Probably true for other countries as well:
A few excerpts:
Although the quit rate normally varies with the state of the labor market, rising when it is tighter and there are lots of jobs around, the overall trend has been lower since the 1980s. The reasons are not well understood. Some economists suspect it is due to the growing power of employers or maybe the increasing prevalence of non-compete agreements. But these can’t explain why job switching has fallen across all skill and income levels, and even in industries with competitive labor markets. Maybe the reason has to do with how employer-provided benefits have become a bigger part of overall compensation. Economists have speculated that the lack of job changes is a big reason why wages haven’t gone up much since the 1980s.

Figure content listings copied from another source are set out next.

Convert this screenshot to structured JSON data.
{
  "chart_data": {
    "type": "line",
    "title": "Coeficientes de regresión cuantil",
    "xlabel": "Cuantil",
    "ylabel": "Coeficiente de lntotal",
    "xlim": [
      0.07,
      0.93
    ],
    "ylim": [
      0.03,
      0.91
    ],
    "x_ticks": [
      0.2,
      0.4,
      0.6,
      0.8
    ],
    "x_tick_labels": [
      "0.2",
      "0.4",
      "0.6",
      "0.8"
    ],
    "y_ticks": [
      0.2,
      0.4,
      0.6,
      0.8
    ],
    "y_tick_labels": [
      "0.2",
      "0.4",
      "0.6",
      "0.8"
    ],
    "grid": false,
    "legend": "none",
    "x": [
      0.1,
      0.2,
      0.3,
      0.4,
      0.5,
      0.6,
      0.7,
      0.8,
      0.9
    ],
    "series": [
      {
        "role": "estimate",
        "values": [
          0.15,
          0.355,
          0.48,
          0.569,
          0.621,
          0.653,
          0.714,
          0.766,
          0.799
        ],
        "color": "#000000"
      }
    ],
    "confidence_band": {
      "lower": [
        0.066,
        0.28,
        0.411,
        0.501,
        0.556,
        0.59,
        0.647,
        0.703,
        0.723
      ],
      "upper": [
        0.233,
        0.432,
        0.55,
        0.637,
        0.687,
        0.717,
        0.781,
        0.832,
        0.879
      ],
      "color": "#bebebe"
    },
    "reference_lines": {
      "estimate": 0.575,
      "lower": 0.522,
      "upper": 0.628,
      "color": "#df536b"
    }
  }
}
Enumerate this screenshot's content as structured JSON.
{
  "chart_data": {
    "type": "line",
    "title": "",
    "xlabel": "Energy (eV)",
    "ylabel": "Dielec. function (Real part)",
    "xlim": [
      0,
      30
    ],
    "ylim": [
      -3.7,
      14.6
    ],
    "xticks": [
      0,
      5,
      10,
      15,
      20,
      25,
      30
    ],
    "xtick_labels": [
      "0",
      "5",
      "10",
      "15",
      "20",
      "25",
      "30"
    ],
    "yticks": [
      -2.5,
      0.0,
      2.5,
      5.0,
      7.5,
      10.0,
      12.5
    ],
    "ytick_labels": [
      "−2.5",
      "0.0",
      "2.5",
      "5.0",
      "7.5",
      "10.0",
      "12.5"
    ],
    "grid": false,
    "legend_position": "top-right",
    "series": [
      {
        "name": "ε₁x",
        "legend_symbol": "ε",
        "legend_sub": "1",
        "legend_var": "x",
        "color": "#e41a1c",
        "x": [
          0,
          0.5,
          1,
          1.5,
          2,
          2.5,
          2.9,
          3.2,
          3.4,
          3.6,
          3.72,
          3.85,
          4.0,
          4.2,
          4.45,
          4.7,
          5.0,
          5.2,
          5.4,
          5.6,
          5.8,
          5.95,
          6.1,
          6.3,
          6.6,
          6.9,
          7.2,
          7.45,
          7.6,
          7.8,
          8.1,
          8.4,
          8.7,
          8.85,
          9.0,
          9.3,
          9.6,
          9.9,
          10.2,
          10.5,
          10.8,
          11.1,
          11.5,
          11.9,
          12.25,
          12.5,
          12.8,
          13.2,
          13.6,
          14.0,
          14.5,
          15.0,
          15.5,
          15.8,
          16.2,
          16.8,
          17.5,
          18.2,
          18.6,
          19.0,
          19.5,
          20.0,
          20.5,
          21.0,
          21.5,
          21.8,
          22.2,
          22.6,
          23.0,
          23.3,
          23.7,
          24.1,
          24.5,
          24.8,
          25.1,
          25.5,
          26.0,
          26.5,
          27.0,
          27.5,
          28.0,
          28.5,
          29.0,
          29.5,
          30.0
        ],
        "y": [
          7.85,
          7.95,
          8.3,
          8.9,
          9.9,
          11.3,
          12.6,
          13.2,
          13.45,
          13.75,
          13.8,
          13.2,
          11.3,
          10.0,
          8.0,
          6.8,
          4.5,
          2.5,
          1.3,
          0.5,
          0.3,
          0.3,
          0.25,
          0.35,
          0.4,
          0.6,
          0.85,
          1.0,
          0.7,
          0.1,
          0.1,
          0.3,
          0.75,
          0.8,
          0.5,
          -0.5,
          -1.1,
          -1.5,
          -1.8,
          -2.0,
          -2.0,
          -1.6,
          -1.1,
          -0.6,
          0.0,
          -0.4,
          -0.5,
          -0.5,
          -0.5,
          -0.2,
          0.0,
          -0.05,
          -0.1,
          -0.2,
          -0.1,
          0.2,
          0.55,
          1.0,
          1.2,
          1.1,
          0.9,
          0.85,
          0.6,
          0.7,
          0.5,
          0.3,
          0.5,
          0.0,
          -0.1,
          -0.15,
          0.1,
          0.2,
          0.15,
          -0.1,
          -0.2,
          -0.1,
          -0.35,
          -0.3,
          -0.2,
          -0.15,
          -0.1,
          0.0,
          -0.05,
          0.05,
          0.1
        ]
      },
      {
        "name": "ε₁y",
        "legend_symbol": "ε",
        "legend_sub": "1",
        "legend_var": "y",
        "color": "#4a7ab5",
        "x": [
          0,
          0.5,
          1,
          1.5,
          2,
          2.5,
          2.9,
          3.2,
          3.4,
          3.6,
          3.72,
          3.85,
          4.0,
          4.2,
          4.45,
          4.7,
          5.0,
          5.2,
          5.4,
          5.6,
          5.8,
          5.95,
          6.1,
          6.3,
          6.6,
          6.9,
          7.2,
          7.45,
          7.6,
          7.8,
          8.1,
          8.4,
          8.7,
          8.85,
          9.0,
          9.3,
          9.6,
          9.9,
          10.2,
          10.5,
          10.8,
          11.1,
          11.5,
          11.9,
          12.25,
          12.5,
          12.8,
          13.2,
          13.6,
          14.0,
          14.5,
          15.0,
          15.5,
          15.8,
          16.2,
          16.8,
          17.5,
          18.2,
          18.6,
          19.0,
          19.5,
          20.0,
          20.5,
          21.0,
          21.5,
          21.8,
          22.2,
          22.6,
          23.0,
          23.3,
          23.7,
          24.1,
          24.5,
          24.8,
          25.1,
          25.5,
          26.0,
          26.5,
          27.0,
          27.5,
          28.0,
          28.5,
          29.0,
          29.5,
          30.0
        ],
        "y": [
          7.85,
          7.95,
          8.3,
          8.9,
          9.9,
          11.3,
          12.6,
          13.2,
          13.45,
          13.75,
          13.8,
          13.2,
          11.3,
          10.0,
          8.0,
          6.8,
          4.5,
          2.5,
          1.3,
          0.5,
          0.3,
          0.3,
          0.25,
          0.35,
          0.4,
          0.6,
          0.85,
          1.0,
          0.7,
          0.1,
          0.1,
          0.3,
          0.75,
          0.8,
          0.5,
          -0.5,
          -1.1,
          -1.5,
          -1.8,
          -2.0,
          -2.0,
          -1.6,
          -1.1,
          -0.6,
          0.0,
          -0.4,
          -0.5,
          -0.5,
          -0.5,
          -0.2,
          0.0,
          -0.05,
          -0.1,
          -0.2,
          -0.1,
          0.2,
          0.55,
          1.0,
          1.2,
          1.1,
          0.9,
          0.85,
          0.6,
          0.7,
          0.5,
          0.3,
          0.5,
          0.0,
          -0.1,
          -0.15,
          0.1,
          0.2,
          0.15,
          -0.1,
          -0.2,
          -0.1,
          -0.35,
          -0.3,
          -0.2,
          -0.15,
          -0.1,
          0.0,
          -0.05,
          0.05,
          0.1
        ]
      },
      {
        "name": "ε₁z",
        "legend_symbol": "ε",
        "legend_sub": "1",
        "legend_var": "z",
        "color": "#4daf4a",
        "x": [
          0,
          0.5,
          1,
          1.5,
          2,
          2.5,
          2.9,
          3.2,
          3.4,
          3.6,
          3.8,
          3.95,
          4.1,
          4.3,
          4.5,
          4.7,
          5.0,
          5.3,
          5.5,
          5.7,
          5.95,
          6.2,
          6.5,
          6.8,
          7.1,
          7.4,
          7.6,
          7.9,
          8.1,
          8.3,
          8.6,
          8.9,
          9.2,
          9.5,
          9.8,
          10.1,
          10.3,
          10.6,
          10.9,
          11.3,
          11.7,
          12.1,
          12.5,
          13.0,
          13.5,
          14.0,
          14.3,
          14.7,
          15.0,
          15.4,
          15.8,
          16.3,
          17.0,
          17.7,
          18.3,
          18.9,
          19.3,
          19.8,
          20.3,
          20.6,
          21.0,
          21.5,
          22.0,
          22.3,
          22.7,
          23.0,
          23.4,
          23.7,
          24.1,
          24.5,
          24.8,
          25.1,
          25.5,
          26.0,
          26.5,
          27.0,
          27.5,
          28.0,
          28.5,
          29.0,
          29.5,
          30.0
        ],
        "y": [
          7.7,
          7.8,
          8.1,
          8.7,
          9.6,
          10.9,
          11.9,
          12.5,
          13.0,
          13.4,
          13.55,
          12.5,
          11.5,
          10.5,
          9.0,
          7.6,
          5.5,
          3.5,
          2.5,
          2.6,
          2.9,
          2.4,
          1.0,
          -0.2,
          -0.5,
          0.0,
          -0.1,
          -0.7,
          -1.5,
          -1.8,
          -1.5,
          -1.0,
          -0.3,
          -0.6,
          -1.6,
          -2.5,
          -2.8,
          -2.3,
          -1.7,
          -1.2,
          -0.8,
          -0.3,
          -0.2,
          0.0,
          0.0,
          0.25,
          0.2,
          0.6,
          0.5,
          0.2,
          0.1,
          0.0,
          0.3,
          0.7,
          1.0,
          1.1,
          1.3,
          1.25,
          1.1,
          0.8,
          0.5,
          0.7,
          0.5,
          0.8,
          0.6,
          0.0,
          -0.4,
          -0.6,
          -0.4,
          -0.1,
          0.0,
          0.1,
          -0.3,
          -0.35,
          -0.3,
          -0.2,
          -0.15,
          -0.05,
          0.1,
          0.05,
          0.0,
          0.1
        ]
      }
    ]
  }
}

The pandemic and the work-from-home environment it spawned also led many economists to speculate that workers would become better adapted to technology, more efficient and strike a healthier balance between work and life . This, in turn, would leave them more mobile. A Microsoft Corp. workplace trends survey found that 40% of Americans are considering leaving their jobs this year. And many are doing just that, with 2.5% of the employed quitting their jobs in May, according to the Bureau of Labor Statistics’ Job Opening and Labor Turnover Survey. Although that’s down from the record 2.8% in April, it’s still higher than any other point since at least before 2001. Plus, consider that the quit rate was only 2.3% in 2019 when unemployment was just 3.6%, compared with 5.8% this May.
Economists estimate that industries where workers switch jobs more often offer higher pay. To many economists, the fact that job switching had become less common contributed to more inequality and less economic mobility.